Finding ALL duplicate rows, including "elements with smaller subscripts"


R's duplicated returns a vector showing whether each element of a vector or data frame is a duplicate of an element with a smaller subscript. So if rows 3, 4, and 5 of a 5-row data frame are the same, duplicated will give me the vector

FALSE, FALSE, FALSE, TRUE, TRUE

But in this case I actually want to get

FALSE, FALSE, TRUE, TRUE, TRUE

that is, I want to know whether a row is duplicated by a row with a larger subscript too.


Solution

  • duplicated has a fromLast argument. The "Example" section of ?duplicated shows you how to use it.
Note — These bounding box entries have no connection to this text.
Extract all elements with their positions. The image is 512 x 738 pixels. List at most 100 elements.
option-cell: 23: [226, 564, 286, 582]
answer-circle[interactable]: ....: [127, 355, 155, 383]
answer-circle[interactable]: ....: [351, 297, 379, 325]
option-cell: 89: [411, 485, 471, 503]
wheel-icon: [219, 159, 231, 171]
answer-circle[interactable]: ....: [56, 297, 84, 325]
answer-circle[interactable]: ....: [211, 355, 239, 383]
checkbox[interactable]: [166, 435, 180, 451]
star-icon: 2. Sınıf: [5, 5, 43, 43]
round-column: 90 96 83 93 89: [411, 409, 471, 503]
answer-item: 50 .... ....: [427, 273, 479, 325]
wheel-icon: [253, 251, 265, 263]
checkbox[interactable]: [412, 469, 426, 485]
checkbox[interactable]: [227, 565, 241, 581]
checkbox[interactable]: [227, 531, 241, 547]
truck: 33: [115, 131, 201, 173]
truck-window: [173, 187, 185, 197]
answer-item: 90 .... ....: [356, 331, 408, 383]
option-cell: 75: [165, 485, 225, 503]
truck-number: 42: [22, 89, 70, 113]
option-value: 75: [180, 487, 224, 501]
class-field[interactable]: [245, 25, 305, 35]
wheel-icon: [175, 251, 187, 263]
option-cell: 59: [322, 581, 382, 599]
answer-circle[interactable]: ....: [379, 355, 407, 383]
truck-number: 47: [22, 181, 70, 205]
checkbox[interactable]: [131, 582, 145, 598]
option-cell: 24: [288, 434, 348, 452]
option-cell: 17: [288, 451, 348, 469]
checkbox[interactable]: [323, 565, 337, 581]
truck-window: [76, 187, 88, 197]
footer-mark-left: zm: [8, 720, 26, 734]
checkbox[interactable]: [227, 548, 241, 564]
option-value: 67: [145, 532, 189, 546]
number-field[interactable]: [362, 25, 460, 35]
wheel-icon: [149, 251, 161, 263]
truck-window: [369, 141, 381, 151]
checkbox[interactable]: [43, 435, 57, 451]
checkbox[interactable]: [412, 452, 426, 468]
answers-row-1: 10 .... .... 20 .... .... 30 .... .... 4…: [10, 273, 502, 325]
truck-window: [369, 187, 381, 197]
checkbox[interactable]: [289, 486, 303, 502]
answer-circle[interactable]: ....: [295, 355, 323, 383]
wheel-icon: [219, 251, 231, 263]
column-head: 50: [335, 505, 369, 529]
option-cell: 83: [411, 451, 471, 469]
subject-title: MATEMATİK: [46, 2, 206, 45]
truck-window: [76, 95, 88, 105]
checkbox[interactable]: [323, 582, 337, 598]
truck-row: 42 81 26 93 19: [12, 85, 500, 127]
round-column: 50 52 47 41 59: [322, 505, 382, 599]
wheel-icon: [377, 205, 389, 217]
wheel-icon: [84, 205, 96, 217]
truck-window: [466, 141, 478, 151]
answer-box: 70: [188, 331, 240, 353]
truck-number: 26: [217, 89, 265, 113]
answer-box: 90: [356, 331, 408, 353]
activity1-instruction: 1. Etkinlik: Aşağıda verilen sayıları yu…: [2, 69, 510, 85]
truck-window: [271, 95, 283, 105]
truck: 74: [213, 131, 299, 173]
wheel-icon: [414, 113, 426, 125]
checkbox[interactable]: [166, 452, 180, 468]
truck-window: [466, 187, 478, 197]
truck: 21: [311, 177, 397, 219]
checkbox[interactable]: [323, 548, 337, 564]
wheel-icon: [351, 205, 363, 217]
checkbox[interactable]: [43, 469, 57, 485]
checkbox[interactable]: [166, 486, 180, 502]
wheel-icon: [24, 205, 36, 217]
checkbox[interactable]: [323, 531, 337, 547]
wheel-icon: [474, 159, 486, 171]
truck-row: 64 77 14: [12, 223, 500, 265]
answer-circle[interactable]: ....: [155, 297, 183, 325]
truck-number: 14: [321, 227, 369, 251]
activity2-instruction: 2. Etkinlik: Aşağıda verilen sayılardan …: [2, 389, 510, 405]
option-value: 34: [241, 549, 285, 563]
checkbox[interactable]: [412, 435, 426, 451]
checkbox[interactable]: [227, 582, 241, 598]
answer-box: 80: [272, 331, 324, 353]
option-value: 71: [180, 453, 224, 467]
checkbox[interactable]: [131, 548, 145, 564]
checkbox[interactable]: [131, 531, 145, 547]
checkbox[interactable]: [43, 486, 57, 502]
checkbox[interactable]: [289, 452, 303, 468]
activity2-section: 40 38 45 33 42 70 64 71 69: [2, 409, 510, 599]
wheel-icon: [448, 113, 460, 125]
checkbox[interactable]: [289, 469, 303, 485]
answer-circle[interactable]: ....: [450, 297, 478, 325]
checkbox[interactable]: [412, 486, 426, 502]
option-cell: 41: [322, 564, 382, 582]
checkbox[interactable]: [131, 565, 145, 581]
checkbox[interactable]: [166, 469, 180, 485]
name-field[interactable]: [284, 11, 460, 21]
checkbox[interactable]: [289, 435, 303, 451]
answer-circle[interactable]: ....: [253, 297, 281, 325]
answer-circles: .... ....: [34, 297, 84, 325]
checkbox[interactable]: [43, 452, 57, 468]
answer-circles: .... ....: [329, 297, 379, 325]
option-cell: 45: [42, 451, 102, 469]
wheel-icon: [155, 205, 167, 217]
Just call duplicated twice, once with fromLast=FALSE and once with fromLast=TRUE and take the rows where either are TRUE.


    Some late Edit: You didn't provide a reproducible example, so here's an illustration kindly contributed by @jbaums

    vec <- c("a", "b", "c","c","c") 
    vec[duplicated(vec) | duplicated(vec, fromLast=TRUE)]
    ## [1] "c" "c" "c"
    

    Edit: And an example for the case of a data frame:

    df <- data.frame(rbind(c("a","a"),c("b","b"),c("c","c"),c("c","c")))
    df[duplicated(df) | duplicated(df, fromLast=TRUE), ]
    ##   X1 X2
    ## 3  c  c
    ## 4  c  c